Поразило отчетливое отсутствие у В. П. страха перед кончиной, невероятное, нет, не безразличие, а как бы смирение, даже умиление перед неизбежным (ожидаемым, но всякий раз – внезапным). Помнится, я отчетливо восхитился мужеством музыканта, ощутив благодарность за урок. Среди многочисленных институтов, прослеживающих взаимоотношения человека с бытием, отсутствует институт (или хотя бы школа) подготовки ухода… из жизни. Видимо, теория, берущая начало от сентенции – «каждый умирает в одиночку», и впрямь считается наиболее оправданной, а значит, и самой милосердной. Идеальным вариантом было бы, на мой взгляд, полное неведение, когда человек подходит к бездне физической кончины как бы с завязанными глазами (мозгами!), и, не долго размышляя, солдатиком – уть! В ничто. Или – в нечто. Но уж коли так не заведено среди живущих, если с детства нас приучают к всеведению, то, казалось бы, и помогите в постижении последней тайны. Укрепите волю. Путем снятия завесы неведения. Путем привыкания к «проблеме». Анестезия привыкания действительно «снимает»… Во всяком случае, боль несколько тупеет. По себе знаю.

Из «домашних», внутрироссийского масштаба поездок с В. П. ярче прочих запечатлелась поездка в Псков, посещение Псково-Печерского монастыря, проход под аркой через беленые врата, где в надвратном углублении перед иконой мерцал огонек лампады, дальнейшее продвижение по древнему булыжнику так называемого «кровавого спуска», где, по преданию, Иоанн Грозный самолично снес игумену монастыря голову «карающим мечом», а затем, опомнившись, в слезах и крови, целуя жертву и завывая зверем, на своих царских руках тащил обезглавленное тело в храм для отпевания.

«Служители культа», а происходило посещение в середине брежневских семидесятых, приняли нас радушно, даже торжественно. Накрыли стол «в стоячку» – бутерброды с семгой, икрой двухцветной, нарезали цитрусовых, разлили коньяк армянский по «лампадкам» хрустальным.

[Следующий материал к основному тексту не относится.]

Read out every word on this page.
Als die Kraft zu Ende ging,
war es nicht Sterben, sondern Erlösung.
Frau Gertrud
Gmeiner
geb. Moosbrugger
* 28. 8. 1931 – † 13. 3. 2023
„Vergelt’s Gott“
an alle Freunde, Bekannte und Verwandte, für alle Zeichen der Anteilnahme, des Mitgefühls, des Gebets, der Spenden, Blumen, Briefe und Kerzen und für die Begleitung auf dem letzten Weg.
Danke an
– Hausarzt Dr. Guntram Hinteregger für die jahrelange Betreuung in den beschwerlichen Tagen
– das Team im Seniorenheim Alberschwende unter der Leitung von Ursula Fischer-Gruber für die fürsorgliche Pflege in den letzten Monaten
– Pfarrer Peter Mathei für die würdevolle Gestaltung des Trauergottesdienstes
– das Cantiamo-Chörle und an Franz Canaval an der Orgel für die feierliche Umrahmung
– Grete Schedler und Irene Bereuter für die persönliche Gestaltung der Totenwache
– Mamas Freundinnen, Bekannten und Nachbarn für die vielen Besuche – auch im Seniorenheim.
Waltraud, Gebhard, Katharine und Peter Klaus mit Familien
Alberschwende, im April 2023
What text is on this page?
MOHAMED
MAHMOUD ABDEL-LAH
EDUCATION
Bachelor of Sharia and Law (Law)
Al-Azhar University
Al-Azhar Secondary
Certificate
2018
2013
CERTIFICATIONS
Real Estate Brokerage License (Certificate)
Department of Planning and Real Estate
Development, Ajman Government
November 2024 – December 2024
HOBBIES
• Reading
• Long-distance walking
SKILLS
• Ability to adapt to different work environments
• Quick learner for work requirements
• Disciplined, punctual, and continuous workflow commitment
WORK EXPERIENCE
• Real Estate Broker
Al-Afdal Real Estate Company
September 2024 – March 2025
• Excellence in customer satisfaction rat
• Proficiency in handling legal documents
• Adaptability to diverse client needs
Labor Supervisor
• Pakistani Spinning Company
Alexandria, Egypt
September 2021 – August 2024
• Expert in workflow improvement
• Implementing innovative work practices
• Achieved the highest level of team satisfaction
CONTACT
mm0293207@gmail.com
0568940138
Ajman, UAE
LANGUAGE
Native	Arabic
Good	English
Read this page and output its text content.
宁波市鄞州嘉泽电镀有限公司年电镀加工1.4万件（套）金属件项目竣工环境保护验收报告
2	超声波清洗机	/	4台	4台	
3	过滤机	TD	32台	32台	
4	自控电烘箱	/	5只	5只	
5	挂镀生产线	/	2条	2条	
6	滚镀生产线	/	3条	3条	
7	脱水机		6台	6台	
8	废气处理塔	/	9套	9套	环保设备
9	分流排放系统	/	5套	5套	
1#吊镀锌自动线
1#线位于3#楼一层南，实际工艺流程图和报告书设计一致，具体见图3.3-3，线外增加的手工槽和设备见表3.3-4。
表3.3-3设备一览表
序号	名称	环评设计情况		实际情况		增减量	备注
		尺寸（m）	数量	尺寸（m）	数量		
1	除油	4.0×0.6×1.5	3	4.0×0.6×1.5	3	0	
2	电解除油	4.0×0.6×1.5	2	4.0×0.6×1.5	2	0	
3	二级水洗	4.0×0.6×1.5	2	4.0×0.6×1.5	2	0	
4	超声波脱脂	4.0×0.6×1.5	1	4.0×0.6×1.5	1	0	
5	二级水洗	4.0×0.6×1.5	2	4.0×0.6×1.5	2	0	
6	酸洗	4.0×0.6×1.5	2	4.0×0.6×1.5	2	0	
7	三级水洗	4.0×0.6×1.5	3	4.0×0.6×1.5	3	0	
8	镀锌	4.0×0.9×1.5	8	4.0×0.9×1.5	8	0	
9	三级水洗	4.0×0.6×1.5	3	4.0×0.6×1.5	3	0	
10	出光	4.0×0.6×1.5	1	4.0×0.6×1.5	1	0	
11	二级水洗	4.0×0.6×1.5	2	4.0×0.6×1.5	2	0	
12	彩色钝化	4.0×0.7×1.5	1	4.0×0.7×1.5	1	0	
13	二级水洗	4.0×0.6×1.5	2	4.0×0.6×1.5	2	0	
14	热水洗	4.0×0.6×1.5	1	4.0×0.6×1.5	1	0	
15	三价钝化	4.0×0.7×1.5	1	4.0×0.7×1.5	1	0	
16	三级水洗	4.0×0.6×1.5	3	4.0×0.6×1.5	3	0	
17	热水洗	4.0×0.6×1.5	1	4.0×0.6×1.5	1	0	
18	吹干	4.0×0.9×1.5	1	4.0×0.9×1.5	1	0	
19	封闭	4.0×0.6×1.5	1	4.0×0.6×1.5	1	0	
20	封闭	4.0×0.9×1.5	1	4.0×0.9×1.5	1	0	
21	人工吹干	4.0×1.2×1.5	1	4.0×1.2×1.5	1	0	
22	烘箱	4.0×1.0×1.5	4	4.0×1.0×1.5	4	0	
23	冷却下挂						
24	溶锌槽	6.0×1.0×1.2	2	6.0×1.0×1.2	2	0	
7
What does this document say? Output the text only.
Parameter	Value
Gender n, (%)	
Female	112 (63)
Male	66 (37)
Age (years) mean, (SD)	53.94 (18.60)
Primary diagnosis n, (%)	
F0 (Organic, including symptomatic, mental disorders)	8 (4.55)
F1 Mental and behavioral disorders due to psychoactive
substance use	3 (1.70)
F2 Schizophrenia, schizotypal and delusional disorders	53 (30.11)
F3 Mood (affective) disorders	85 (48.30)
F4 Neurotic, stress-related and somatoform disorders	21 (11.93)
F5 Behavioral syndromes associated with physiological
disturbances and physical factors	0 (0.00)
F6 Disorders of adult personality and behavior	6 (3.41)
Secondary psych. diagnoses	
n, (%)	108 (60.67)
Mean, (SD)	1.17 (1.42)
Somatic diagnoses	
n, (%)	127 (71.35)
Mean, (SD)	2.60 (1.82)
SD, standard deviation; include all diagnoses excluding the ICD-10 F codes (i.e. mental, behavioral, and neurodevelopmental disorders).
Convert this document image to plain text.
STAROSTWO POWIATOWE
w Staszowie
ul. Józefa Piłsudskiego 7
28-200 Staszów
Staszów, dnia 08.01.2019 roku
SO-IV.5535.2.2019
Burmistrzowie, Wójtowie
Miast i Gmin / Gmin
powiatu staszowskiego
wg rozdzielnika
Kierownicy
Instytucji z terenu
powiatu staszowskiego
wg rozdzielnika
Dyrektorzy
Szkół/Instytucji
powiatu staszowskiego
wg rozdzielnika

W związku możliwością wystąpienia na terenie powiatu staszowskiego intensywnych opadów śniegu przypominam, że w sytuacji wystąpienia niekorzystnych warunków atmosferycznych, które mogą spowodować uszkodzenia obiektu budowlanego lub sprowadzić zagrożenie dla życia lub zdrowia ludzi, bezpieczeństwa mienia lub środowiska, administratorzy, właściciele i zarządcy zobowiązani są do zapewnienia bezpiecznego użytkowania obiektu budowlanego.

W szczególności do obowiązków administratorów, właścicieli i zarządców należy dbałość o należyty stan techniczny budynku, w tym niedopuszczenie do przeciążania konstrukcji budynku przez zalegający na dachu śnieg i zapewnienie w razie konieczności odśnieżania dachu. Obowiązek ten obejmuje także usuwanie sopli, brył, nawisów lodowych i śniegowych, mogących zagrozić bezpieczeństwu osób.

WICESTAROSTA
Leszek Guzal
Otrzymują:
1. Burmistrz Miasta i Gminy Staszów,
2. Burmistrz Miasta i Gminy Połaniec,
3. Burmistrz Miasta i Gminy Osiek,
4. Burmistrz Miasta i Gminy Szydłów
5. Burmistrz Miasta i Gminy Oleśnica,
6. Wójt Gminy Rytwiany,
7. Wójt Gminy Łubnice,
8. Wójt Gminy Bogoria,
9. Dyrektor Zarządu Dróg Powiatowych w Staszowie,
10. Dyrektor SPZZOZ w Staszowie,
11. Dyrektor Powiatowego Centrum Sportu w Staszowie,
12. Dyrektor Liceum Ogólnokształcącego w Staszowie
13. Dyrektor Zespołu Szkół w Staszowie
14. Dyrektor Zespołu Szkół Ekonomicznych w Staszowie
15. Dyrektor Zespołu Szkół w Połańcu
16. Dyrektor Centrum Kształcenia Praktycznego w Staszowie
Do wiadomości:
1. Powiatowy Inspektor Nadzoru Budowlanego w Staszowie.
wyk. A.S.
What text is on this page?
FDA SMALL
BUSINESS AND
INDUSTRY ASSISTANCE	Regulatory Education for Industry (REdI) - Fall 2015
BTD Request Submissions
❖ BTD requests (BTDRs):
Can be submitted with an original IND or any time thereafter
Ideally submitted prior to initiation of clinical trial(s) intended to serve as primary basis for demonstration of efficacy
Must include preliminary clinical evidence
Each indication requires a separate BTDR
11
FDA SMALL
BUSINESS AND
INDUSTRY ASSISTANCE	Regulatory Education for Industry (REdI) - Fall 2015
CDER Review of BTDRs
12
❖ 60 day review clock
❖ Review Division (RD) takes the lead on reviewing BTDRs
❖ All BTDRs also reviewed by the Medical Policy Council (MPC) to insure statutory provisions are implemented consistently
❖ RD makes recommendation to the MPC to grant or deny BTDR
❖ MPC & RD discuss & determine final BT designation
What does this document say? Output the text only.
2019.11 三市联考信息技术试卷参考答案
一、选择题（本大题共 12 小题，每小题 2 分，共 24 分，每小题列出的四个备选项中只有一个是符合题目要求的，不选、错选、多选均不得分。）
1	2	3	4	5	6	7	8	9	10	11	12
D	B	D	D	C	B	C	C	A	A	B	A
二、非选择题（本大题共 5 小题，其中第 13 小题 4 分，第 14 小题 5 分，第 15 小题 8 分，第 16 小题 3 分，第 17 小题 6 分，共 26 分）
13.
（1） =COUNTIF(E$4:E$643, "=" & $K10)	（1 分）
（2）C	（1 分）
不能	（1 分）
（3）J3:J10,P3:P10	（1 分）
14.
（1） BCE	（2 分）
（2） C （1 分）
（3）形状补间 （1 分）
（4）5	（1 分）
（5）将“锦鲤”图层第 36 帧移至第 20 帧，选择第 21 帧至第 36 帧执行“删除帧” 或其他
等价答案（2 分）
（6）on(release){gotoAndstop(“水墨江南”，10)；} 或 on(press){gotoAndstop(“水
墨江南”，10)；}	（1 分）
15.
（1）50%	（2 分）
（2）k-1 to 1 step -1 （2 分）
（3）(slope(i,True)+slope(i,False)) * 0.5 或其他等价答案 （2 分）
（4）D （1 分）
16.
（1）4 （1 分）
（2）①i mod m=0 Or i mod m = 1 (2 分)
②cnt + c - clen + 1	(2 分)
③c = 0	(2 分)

Надо сказать, что делегация наша была крайне «серьезной», официозно-развлекательной, когда скучным, деловым людям вдруг приходит в голову как бы пошалить на выезде, в «другом измерении», к тому же люди тогда подобрались разномастные – от секретаря Псковского обкома (по идеологии) и главного редактора Лениздата Д. Т. Хренкова до сопровождающих начальство «поэтов и писателей» (фраза из журналистского обихода, как будто поэты не есть… писатели?), признанных и непризнанных художников слева, кисти и пюпитра.

Узнав, что приезд В. П. в монастырь совпал с днем рождения композитора, настоятель в облачении пропел Соловьеву-Седому «многая лета», благословив на благие деяния однотомником Библии новейшего, в те годы редчайшего, «закордонного выпуска» и огромным, видимо гусиным, расписным яйцом. Стояли предпасхальные дни, что подтверждал «постный», не мясной стол для гостей и множество крашеных яиц куриного происхождения, коими одарили, оделили и всех остальных мирян, то бишь – «членов делегации». На книжной полке у меня и поныне, лет пятнадцать прошло, сохраняется, вставленное в рюмку, сие пасхальное яичко, расписанное нестандартно: на одной стороне – овал с видом монастыря, на другой – образ идущего по земле Христа. Содержимое яйца высохло, при встряске слегка погромыхивает колотящимся камушком. Расписная оболочка уцелела.

По просьбе В. П. завели тогда и сохранившуюся в монастыре, вдали от социальных бурь старинную музыкальную машину, и она играла – как бы из глубины веков выносила какую-то успокоительную божественную мелодию, запрограммированную на огромном перфорированном диске.

И наконец, подошел «ответственный момент» занесения в книгу тривиальных отзывов и пожеланий, почерпнутых впечатлений. О времена, о постоянство нравов! И тут-то, несмотря на незамысловатость предложенного действа, большинство из гостей под различными предлогами постарались увильнуть от записи. Члены делегации поспешно заотворачивались от стола с яствами, где, потеснив икру и коньяк, лежала теперь шикарная рукописная книга в коже и металлических застежках. Но… все куда-то разом заспешили, засуетились, ринулись прочь, как черти от ладана. И немудрено: все они, за исключением В. П. и меня, состояли в безбожной партии. А начертать в торжественную монастырскую книгу что-либо атеистически-воинственное – в голову не вступило никому, да и совесть не позволила. Вот и пришлось беспартийному мелодисту отдуваться за всех, правда не без моей чернильно-мистической поддержки в виде поспешной закорючки, оставленной не без душевного трепета в анналах православной обители.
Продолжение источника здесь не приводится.